Telecom: The end of cell-phone “bill shock”
The days of sticker shock from your cell-phone bill “could be coming to an end,” said Jim Puzzanghera in the Los Angeles Times. Verizon, AT&T, Sprint, and T-Mobile have agreed to alert customers when they approach monthly usage limits so they can avoid hefty and unexpected phone charges. Customers will also be notified when they exceed their plan’s allowances or are about to incur expensive international roaming fees. The alerts, which the telecom industry proposed under the threat of new government regulations, should begin within 18 months.

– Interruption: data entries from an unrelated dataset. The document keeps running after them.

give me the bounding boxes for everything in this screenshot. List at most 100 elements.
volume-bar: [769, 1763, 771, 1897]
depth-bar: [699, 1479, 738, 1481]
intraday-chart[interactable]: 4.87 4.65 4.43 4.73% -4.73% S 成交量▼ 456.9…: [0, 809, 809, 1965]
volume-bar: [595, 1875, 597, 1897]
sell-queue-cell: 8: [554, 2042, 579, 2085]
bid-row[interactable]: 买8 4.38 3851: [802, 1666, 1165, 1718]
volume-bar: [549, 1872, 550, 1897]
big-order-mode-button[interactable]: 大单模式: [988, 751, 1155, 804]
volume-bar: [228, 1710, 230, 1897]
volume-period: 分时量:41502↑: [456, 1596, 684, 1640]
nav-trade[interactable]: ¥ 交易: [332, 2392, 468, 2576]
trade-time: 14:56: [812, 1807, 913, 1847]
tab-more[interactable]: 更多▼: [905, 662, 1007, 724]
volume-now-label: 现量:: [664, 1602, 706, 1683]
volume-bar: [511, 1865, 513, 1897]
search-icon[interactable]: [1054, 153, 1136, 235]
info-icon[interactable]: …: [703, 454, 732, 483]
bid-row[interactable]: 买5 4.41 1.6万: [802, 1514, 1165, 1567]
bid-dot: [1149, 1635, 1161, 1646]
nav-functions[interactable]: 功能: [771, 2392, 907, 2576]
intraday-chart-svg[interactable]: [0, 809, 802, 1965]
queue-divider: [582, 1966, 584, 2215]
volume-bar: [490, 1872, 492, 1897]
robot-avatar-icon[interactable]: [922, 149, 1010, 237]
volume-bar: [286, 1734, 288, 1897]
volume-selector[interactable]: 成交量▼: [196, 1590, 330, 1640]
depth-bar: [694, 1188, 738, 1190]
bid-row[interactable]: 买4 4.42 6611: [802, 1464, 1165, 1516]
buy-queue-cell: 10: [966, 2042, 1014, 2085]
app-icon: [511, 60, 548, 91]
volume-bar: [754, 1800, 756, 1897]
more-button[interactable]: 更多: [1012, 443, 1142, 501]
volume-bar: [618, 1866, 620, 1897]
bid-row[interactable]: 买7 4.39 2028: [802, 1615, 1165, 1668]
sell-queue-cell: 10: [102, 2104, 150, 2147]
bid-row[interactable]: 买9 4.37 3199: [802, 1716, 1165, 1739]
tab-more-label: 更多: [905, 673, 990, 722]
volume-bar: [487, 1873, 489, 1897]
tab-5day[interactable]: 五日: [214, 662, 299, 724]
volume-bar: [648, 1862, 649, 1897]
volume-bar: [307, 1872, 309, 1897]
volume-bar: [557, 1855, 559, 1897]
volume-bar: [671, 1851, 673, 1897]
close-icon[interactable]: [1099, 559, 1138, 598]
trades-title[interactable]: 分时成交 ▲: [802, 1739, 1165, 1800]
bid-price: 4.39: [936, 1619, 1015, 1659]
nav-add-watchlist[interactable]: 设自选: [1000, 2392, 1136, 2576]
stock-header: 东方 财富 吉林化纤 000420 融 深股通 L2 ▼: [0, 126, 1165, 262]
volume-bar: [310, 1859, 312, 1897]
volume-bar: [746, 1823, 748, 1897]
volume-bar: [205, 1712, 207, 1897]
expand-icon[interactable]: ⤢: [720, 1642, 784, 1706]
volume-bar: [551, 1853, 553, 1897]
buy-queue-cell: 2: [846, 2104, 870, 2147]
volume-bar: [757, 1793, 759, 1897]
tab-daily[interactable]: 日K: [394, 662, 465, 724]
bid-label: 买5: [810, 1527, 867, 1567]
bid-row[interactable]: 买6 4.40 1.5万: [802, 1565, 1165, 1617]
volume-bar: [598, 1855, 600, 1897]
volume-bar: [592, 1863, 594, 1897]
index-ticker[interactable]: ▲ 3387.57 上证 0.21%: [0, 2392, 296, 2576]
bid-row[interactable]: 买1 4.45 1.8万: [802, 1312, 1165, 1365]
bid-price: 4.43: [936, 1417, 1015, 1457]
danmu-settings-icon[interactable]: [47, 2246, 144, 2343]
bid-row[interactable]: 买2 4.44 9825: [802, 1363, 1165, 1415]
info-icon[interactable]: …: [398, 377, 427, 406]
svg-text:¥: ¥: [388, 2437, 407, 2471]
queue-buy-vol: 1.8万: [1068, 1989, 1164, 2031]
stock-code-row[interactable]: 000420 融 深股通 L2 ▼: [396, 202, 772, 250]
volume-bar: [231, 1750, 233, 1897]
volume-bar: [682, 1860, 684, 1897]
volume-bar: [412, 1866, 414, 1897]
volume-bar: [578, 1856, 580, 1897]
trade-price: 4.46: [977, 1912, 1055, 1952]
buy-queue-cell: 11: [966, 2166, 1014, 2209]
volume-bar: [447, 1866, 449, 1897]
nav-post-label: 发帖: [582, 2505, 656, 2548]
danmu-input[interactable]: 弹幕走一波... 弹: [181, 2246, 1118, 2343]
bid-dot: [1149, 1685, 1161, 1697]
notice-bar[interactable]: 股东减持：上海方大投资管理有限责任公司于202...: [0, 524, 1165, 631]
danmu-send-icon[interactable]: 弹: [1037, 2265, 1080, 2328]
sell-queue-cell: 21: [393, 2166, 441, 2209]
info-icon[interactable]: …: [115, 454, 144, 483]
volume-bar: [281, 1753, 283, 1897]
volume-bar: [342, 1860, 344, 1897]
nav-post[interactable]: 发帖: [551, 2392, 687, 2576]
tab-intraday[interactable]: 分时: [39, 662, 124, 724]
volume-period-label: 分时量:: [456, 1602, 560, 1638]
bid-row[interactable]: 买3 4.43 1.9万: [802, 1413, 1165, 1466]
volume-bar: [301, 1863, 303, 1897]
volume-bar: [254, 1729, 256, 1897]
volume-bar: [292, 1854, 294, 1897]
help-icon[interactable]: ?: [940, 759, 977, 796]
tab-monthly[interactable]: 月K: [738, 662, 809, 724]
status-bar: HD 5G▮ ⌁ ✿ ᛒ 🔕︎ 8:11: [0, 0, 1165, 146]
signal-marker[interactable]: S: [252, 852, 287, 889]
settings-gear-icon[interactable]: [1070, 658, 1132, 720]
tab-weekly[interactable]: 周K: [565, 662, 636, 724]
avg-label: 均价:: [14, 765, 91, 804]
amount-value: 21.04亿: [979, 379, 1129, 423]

Unemployment: Veterans hit harder than civilians
Many veterans are making the painful discovery that their military training “means little to civilian employers,” said Michael A. Fletcher in The Washington Post. The jobless rate among veterans is 11.7 percent, higher than the overall rate of 9.1 percent. The White House wants to give firms tax credits of up to $9,600 a year for each vet they hire, but such incentives don’t solve the problem “that employers often have only the vaguest notion of what people learn in the military.”